On Oct. 26 at the Helsinki Book Fair Estonian Foreign Minister Urmas Paet participated in a discussion on opportunities for small countries to influence developments in the European Union and the world in general, reports LETA. Paet participated in the discussion together with Finnish Minister for European Affairs and Foreign Trade Alexander Stubb, President of the Bank of Finland Erkki Liikanen, and Estonian Ambassador to the European Union Matti Maasikas. Foreign Minister Paet stated that in today’s world it no longer makes a difference whether a country is large or small; what matters is whether countries know how to and wish to cooperate with one another. “For example, looking at Europe’s future, the most important thing is the European Union knowing how to be unified in making and implementing decisions. Cooperation is vital if the European Union wants to realize its advantages for economic growth and development and continue to be the greatest economic space in the world,” Paet noted.

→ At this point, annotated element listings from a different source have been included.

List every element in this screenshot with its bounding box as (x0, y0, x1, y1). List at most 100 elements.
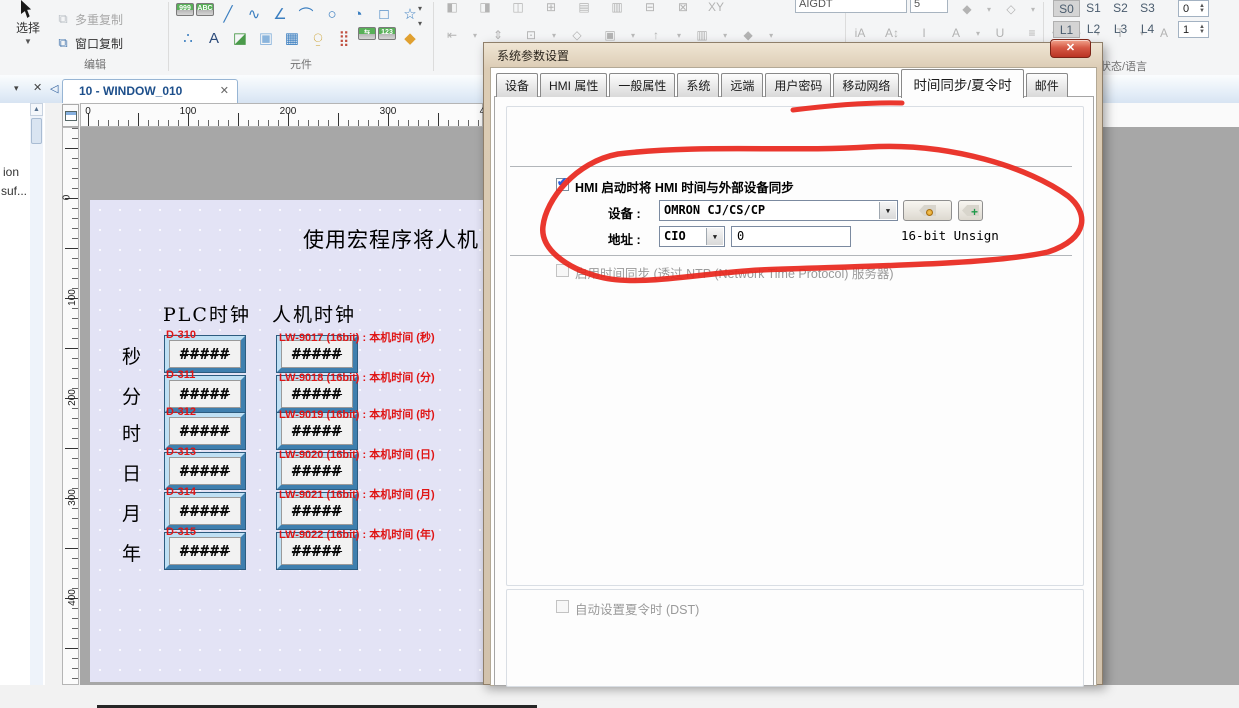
language-button-l2[interactable]: L2 (1080, 21, 1107, 38)
toolbar-icon[interactable]: ◨ (473, 0, 497, 18)
state-button-s0[interactable]: S0 (1053, 0, 1080, 17)
toolbar-icon[interactable]: I (912, 22, 936, 44)
panel-list-item[interactable]: suf... (1, 184, 27, 198)
plc-numeric-display[interactable]: ##### (165, 453, 245, 489)
panel-scrollbar-thumb[interactable] (31, 118, 42, 144)
toolbar-icon[interactable]: ◆ (955, 0, 979, 20)
font-size-combo[interactable]: 5 (910, 0, 948, 13)
canvas-title-text[interactable]: 使用宏程序将人机 (303, 224, 479, 254)
device-settings-button[interactable] (903, 200, 952, 221)
dialog-tab-8[interactable]: 时间同步/夏令时 (901, 69, 1023, 98)
chevron-down-icon[interactable]: ▾ (723, 31, 727, 40)
panel-scrollbar-track[interactable] (30, 103, 43, 685)
dst-checkbox[interactable] (556, 600, 569, 613)
freehand-line-icon[interactable]: ∿ (242, 3, 266, 25)
spinner-arrows-icon[interactable]: ▲▼ (1197, 22, 1207, 37)
dialog-tab-5[interactable]: 远端 (721, 73, 763, 97)
tab-close-icon[interactable]: ✕ (220, 80, 229, 103)
filled-rect-icon[interactable]: ▣ (254, 27, 278, 49)
picture-icon[interactable]: ◪ (228, 27, 252, 49)
row-label[interactable]: 分 (122, 382, 141, 409)
dialog-tab-2[interactable]: HMI 属性 (540, 73, 607, 97)
panel-collapse-icon[interactable]: ▾ (14, 83, 19, 94)
keypad-icon[interactable]: ⇆ (358, 27, 376, 40)
toolbar-icon[interactable]: ▤ (572, 0, 596, 18)
toolbar-icon[interactable]: A (944, 22, 968, 44)
dialog-tab-6[interactable]: 用户密码 (765, 73, 831, 97)
row-label[interactable]: 日 (122, 459, 141, 486)
circle-icon[interactable]: ○ (320, 3, 344, 25)
chevron-down-icon[interactable]: ▾ (987, 5, 991, 14)
toolbar-icon[interactable]: ⊞ (539, 0, 563, 18)
toolbar-icon[interactable]: ▥ (605, 0, 629, 18)
plc-numeric-display[interactable]: ##### (165, 413, 245, 449)
plc-numeric-display[interactable]: ##### (165, 336, 245, 372)
dialog-tab-9[interactable]: 邮件 (1026, 73, 1068, 97)
toolbar-icon[interactable]: A↕ (880, 22, 904, 44)
toolbar-icon[interactable]: ⇤ (440, 24, 464, 46)
language-button-l1[interactable]: L1 (1053, 21, 1080, 38)
rect-icon[interactable]: □ (372, 3, 396, 25)
dialog-close-button[interactable]: ✕ (1050, 39, 1091, 58)
panel-close-icon[interactable]: ✕ (33, 81, 42, 94)
ntp-sync-checkbox[interactable] (556, 264, 569, 277)
language-button-l3[interactable]: L3 (1107, 21, 1134, 38)
overflow-chevron-icon[interactable]: ▾ (418, 4, 422, 13)
row-label[interactable]: 年 (122, 539, 141, 566)
dialog-tab-4[interactable]: 系统 (677, 73, 719, 97)
font-name-combo[interactable]: AIGDT (795, 0, 907, 13)
traffic-light-icon[interactable]: ⣿ (332, 27, 356, 49)
state-button-s1[interactable]: S1 (1080, 0, 1107, 17)
scroll-up-icon[interactable]: ▲ (30, 103, 43, 116)
select-tool-button[interactable]: 选择 ▼ (16, 0, 40, 46)
toolbar-icon[interactable]: ⊠ (671, 0, 695, 18)
toolbar-icon[interactable]: ◇ (999, 0, 1023, 20)
overflow-chevron-icon[interactable]: ▾ (418, 19, 422, 28)
add-device-button[interactable]: + (958, 200, 983, 221)
dialog-tab-7[interactable]: 移动网络 (833, 73, 899, 97)
toolbar-icon[interactable]: XY (704, 0, 728, 18)
spinner-arrows-icon[interactable]: ▲▼ (1197, 1, 1207, 16)
chevron-down-icon[interactable]: ▾ (631, 31, 635, 40)
line-icon[interactable]: ╱ (216, 3, 240, 25)
chevron-down-icon[interactable]: ▾ (1031, 5, 1035, 14)
combo-arrow-icon[interactable]: ▼ (879, 202, 896, 219)
chevron-down-icon[interactable]: ▾ (976, 29, 980, 38)
plc-clock-header[interactable]: PLC时钟 (163, 300, 251, 327)
table-icon[interactable]: ▦ (280, 27, 304, 49)
hmi-sync-checkbox[interactable] (556, 178, 569, 191)
plc-numeric-display[interactable]: ##### (165, 533, 245, 569)
dialog-tab-3[interactable]: 一般属性 (609, 73, 675, 97)
language-spinner[interactable]: 1 ▲▼ (1178, 21, 1209, 38)
state-spinner[interactable]: 0 ▲▼ (1178, 0, 1209, 17)
tab-window-010[interactable]: 10 - WINDOW_010 ✕ (62, 79, 238, 103)
ascii-input-icon[interactable]: ABC (196, 3, 214, 16)
dialog-tab-1[interactable]: 设备 (496, 73, 538, 97)
numeric-keypad-icon[interactable]: 123 (378, 27, 396, 40)
chevron-down-icon[interactable]: ▾ (769, 31, 773, 40)
device-combo[interactable]: OMRON CJ/CS/CP ▼ (659, 200, 898, 221)
row-label[interactable]: 月 (122, 499, 141, 526)
hmi-clock-header[interactable]: 人机时钟 (272, 300, 356, 327)
arc-icon[interactable]: ⌒ (294, 3, 318, 25)
polyline-icon[interactable]: ∠ (268, 3, 292, 25)
numeric-input-icon[interactable]: 999 (176, 3, 194, 16)
address-type-combo[interactable]: CIO ▼ (659, 226, 725, 247)
toolbar-icon[interactable]: U (988, 22, 1012, 44)
lamp-icon[interactable]: ⍜ (306, 27, 330, 49)
window-copy-button[interactable]: ⧉ 窗口复制 (55, 32, 123, 54)
tab-nav-prev-icon[interactable]: ◁ (50, 82, 58, 95)
address-value-input[interactable]: 0 (731, 226, 851, 247)
language-button-l4[interactable]: L4 (1134, 21, 1161, 38)
toolbar-icon[interactable]: ⊟ (638, 0, 662, 18)
pie-icon[interactable]: ◔ (346, 3, 370, 25)
chevron-down-icon[interactable]: ▾ (473, 31, 477, 40)
dots-icon[interactable]: ∴ (176, 27, 200, 49)
row-label[interactable]: 时 (122, 419, 141, 446)
plc-numeric-display[interactable]: ##### (165, 493, 245, 529)
panel-list-item[interactable]: ion (3, 165, 19, 179)
multi-copy-button[interactable]: ⧉ 多重复制 (55, 8, 123, 30)
text-icon[interactable]: A (202, 27, 226, 49)
combo-arrow-icon[interactable]: ▼ (706, 228, 723, 245)
bookmark-tag-icon[interactable]: ◆ (398, 27, 422, 49)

A meeting of the Estonian Nature Foundation (ENF) and representatives of Nord Stream took place in Tallinn on Monday in connection with the intention of the latter to build more gas pipelines through the Baltic Sea, reports Postimees Online. At the meeting, Nord Stream could not answer several important questions about the effects of the existing and planned gas pipelines on the environment of the Baltic Sea, ENF said. “The state of the Baltic Sea is critical and additional endangering of it is not acceptable,” ENF sea environment and nature protection expert Alex Lotman said. He added that Nord Stream has not been able to show, despite the environmental studies conducted so far, how much pollution and dangerous chemicals are really released into the Baltic Sea from the sediment at the bottom of the sea. ENF is of the position that building new gas pipelines contradicts the need to curb global climate problems, for which consumption of fossil fuels has to be reduced, it believes.

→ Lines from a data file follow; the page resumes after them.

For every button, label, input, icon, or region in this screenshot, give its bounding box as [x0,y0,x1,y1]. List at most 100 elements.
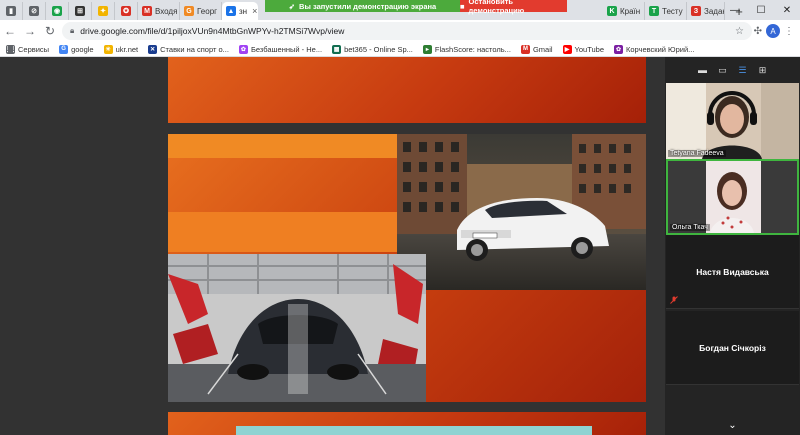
bookmark-label: Корчевский Юрий... [626,44,695,54]
bookmark-item[interactable]: ▸ FlashScore: настоль... [422,44,511,54]
view-switcher: ▬ ▭ ☰ ⊞ [665,57,800,83]
bookmark-favicon-icon: ✿ [614,44,624,54]
maximize-button[interactable]: ☐ [748,0,774,20]
share-message: Вы запустили демонстрацию экрана [299,1,437,11]
bookmark-favicon-icon: ▶ [562,44,572,54]
participant-video-tile[interactable]: Tetyana Fadeeva [666,83,799,159]
bookmark-item[interactable]: ✳ ukr.net [103,44,139,54]
slide-next [168,412,646,435]
tab-drive[interactable]: ▲ зн × [222,2,258,20]
bookmark-favicon-icon: ✳ [103,44,113,54]
close-tab-icon[interactable]: × [252,6,257,16]
bookmark-favicon-icon: M [520,44,530,54]
share-icon: ➶ [288,1,296,11]
drive-file-viewer[interactable] [0,57,665,435]
favicon-icon: ✦ [98,6,108,16]
back-icon[interactable]: ← [0,21,20,41]
bookmark-label: bet365 - Online Sp... [344,44,413,54]
bookmark-item[interactable]: M Gmail [520,44,553,54]
tab-label: зн [239,6,248,16]
bookmark-favicon-icon: ▸ [422,44,432,54]
speaker-view-icon[interactable]: ▭ [717,65,729,75]
mic-muted-icon [670,296,678,304]
tab-5[interactable]: ✦ [92,2,115,20]
tab-zadan[interactable]: З Задан [687,2,725,20]
browser-toolbar: ← → ↻ 🔒︎ drive.google.com/file/d/1piljox… [0,20,800,42]
participant-name-tile[interactable]: Настя Видавська [666,235,799,309]
slide-band-middle [168,212,398,252]
tab-1[interactable]: ▮ [0,2,23,20]
bookmark-favicon-icon: ✕ [148,44,158,54]
slide-current [168,134,646,402]
bookmark-label: Ставки на спорт о... [160,44,229,54]
bookmark-item[interactable]: ▶ YouTube [562,44,605,54]
tab-6[interactable]: ✪ [115,2,138,20]
favicon-icon: ▲ [226,6,236,16]
favicon-icon: ⊘ [29,6,39,16]
bookmark-favicon-icon: ✿ [238,44,248,54]
participant-name: Настя Видавська [696,266,769,277]
favicon-icon: G [184,6,194,16]
participant-name-tile[interactable]: Богдан Січкоріз [666,311,799,385]
favicon-icon: T [649,6,659,16]
minimize-button[interactable]: — [722,0,748,20]
participant-name: Богдан Січкоріз [699,342,766,353]
bookmark-label: YouTube [574,44,605,54]
tab-test[interactable]: T Тесту [645,2,687,20]
bookmark-label: google [71,44,94,54]
bookmark-star-icon[interactable]: ☆ [735,26,744,37]
car-photo [397,134,646,290]
favicon-icon: ◉ [52,6,62,16]
bookmarks-bar: ⋮⋮ Сервисы Ggoogle ✳ ukr.net ✕ Ставки на спорт… [0,42,800,57]
participant-video-tile-active[interactable]: Ольга Ткач [666,159,799,235]
bookmark-item[interactable]: ⋮⋮ Сервисы [5,44,50,54]
tab-label: Країн [620,6,641,16]
extensions-icon[interactable]: ✣ [754,26,762,37]
stop-share-button[interactable]: ■ Остановить демонстрацию [460,0,567,15]
slide-next-title-box [236,426,592,435]
tab-label: Георг [197,6,218,16]
screen-share-banner: ➶ Вы запустили демонстрацию экрана ■ Ост… [265,0,567,15]
strip-view-icon[interactable]: ☰ [737,65,749,75]
tab-krai[interactable]: K Країн [603,2,645,20]
bookmark-label: Сервисы [18,44,50,54]
tab-georg[interactable]: G Георг [180,2,222,20]
forward-icon[interactable]: → [20,21,40,41]
slide-previous [168,57,646,123]
participant-name: Tetyana Fadeeva [668,150,726,157]
bookmark-favicon-icon: G [59,44,69,54]
stop-icon: ■ [460,1,465,11]
favicon-icon: З [691,6,701,16]
bookmark-item[interactable]: ✿ Безбашенный - Не... [238,44,323,54]
tab-2[interactable]: ⊘ [23,2,46,20]
profile-avatar[interactable]: A [766,24,780,38]
share-status: ➶ Вы запустили демонстрацию экрана [265,0,460,12]
stop-share-label: Остановить демонстрацию [468,0,525,15]
scroll-down-chevron-icon[interactable]: ⌄ [665,420,800,431]
tab-3[interactable]: ◉ [46,2,69,20]
browser-menu-icon[interactable]: ⋮ [784,26,794,37]
tab-4[interactable]: ⊞ [69,2,92,20]
favicon-icon: ✪ [121,6,131,16]
tab-gmail[interactable]: M Входя [138,2,180,20]
reload-icon[interactable]: ↻ [40,21,60,41]
participant-name: Ольга Ткач [670,224,710,231]
bookmark-item[interactable]: ▦ bet365 - Online Sp... [332,44,413,54]
bookmark-label: FlashScore: настоль... [434,44,511,54]
tab-label: Входя [155,6,178,16]
slide-band-top [168,134,398,158]
bookmark-item[interactable]: Ggoogle [59,44,94,54]
bookmark-label: ukr.net [115,44,139,54]
gallery-view-icon[interactable]: ⊞ [757,65,769,75]
address-bar[interactable]: 🔒︎ drive.google.com/file/d/1piljoxVUn9n4… [62,22,752,40]
url-text: drive.google.com/file/d/1piljoxVUn9n4Mtb… [80,26,345,36]
factory-photo [168,254,426,402]
bookmark-favicon-icon: ▦ [332,44,342,54]
close-window-button[interactable]: ✕ [774,0,800,20]
bookmark-item[interactable]: ✕ Ставки на спорт о... [148,44,229,54]
lock-icon: 🔒︎ [70,26,75,35]
minimize-panel-icon[interactable]: ▬ [697,65,709,75]
bookmark-item[interactable]: ✿ Корчевский Юрий... [614,44,695,54]
favicon-icon: M [142,6,152,16]
bookmark-label: Безбашенный - Не... [250,44,323,54]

Estonia’s national opera house will celebrate its 100th jubilee in 2013, says the Tallinn Tourism Board. To mark the upcoming centenary, local confectionery maker Kalev presented the opera with a miniature model of the 20th century opera building, made of marzipan. Opera, ballet and concert visitors can admire the miniature opera house model in the theater’s foyer. The occasion also marks a three year sponsorship deal.